Study Unit 11: questions Flashcards
An auditor is required to confirm accounts receivable if the accounts receivable balances are
Material to the financial statements.
Confirmation of accounts receivable is a generally accepted auditing procedure. The auditor should confirm accounts receivable unless:
(1) they are immaterial,
(2) confirmation would be ineffective, or
(3) the RMM based on other procedures is judged to be sufficiently low.
A cutoff test of sales complements the verification of
Accounts receivable.
A purpose of a sales cutoff test is to obtain assurance that receivables are recorded in the appropriate period. Failure to observe a proper cutoff is a means of manipulating sales for the period under audit.
When an auditor does not receive replies to positive requests for year-end accounts receivable confirmations, the auditor most likely would?
Send the customer a second confirmation request.
When first requests for positive confirmation are not returned, the auditor should consider second requests. The requests should be authorized by the client and should ask the debtor to respond directly to the auditor.
Once a CPA has determined that accounts receivable have increased because of slow collections in a tight money environment, the CPA is likely to
Expand tests of collectibility.
When customers fail to answer a second request for a positive confirmation, the accounts may be
in dispute, uncollectible, or fictitious. The auditor should then apply alternative procedures (examination of subsequent cash receipts, shipping documents, and other client documentation of existence) to obtain evidence about the validity and accuracy of significant nonresponding accounts.

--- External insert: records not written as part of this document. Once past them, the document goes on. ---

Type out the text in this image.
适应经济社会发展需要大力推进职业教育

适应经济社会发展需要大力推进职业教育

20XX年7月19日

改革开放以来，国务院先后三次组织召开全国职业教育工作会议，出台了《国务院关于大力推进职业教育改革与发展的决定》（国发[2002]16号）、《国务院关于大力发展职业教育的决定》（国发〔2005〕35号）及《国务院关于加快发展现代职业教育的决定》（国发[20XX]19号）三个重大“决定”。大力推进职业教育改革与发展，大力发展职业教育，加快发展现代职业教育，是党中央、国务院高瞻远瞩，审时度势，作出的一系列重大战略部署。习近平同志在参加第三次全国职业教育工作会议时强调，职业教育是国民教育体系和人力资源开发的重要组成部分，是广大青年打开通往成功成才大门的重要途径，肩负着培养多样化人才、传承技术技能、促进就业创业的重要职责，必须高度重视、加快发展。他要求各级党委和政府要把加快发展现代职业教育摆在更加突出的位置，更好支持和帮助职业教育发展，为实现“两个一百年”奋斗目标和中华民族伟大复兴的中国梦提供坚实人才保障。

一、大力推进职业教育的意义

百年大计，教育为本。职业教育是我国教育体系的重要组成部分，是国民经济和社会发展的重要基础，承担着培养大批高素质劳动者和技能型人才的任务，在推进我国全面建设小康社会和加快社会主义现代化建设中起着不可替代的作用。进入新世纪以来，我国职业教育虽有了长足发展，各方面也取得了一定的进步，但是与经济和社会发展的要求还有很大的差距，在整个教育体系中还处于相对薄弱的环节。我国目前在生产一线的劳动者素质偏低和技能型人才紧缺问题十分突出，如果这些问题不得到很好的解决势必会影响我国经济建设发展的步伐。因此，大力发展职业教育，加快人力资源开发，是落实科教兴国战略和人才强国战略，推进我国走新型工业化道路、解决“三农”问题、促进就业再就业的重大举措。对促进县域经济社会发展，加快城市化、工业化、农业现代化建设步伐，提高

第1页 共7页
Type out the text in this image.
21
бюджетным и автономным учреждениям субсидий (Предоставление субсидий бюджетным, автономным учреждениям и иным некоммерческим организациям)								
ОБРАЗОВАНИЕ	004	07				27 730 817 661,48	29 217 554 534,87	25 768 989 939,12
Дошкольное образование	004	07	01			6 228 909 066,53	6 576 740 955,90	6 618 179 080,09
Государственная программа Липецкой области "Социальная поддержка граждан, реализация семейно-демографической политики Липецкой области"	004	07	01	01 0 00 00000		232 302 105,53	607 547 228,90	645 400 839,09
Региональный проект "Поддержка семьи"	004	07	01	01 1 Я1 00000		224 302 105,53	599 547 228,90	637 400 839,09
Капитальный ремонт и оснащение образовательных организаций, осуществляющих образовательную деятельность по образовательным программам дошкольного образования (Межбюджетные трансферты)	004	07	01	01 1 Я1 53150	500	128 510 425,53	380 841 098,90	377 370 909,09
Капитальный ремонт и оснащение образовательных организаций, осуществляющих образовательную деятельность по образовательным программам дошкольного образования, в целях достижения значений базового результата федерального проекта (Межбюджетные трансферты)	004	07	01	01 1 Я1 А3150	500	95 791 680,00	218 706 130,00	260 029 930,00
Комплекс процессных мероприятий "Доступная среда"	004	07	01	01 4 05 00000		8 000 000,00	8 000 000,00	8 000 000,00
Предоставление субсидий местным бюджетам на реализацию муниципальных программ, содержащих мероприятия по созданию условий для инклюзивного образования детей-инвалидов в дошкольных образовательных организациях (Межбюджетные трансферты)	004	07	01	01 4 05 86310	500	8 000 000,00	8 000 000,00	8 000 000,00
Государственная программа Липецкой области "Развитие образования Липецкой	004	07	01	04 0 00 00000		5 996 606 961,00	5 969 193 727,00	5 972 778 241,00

An auditor suspects that a client’s cashier is misappropriating cash receipts for personal use by lapping customer checks received in the mail. In attempting to uncover this embezzlement scheme, the auditor most likely would compare the
Dates checks are deposited per bank statements with the dates remittance credits are recorded.
Lapping involves recording current cash payments on accounts receivable as credits to prior customers’ accounts to conceal a theft of cash. Comparing the date that a customer’s check was deposited with the date a record was made to reduce the balance determines whether the deposit was made prior to the recording date.
An auditor confirmed accounts receivable as of an interim date, and all confirmations were returned and appeared reasonable. Which of the following additional procedures most likely should be performed at year end?
Review supporting documents for new large balances occurring after the interim date, and evaluate any significant changes in balances at year end.
What is lapping and how do you detect it?
Lapping involves recording current cash payments on accounts receivable as credits to prior customers’ accounts to conceal a theft of cash. Comparing the date that a customer’s check was deposited with the date a record was made to reduce the balance determines whether the deposit was made prior to the recording date.
The standard AICPA form directed to financial institutions requests what kind of information?
- Interset rate of a direct liability
- Description of collateral for direct liability
- Due date of a direct liability
- Date through which interest is paid
*it does not ask for principal amount paid on a direct liability, because the auditor is not concerned with the amount of liability already paid*
The best evidence regarding year-end bank balances is documented in the
Bank reconciliations.
A bank reconciliation verifies the agreement of the bank statements obtained directly from the institution and the amount of cash reported in the financial statements. These amounts should be equal after adjustment for deposits in transit, outstanding checks, bank charges, etc. Thus, a bank reconciliation documents direct (primary) evidence of the year-end bank balance.
When auditing a client’s statement of cash flows, an auditor will rely primarily upon
Cross-referencing to balances and transactions considered in connection with the audit of the other financial statements.
The statement of cash flows represents balances taken from the other statements as well as analysis of changes in those balances. Consequently, this statement is audited in conjunction with the balance sheet and income statement accounts.
When counting cash on hand, the auditor must exercise control over all cash and other negotiable assets to prevent
Substitution.
Simultaneous verification of cash and cash equivalents, such as negotiable securities, is common practice to avoid the possibility of conversion of negotiable assets to cash to conceal a cash shortage. The auditor should control and verify all liquid assets at one time.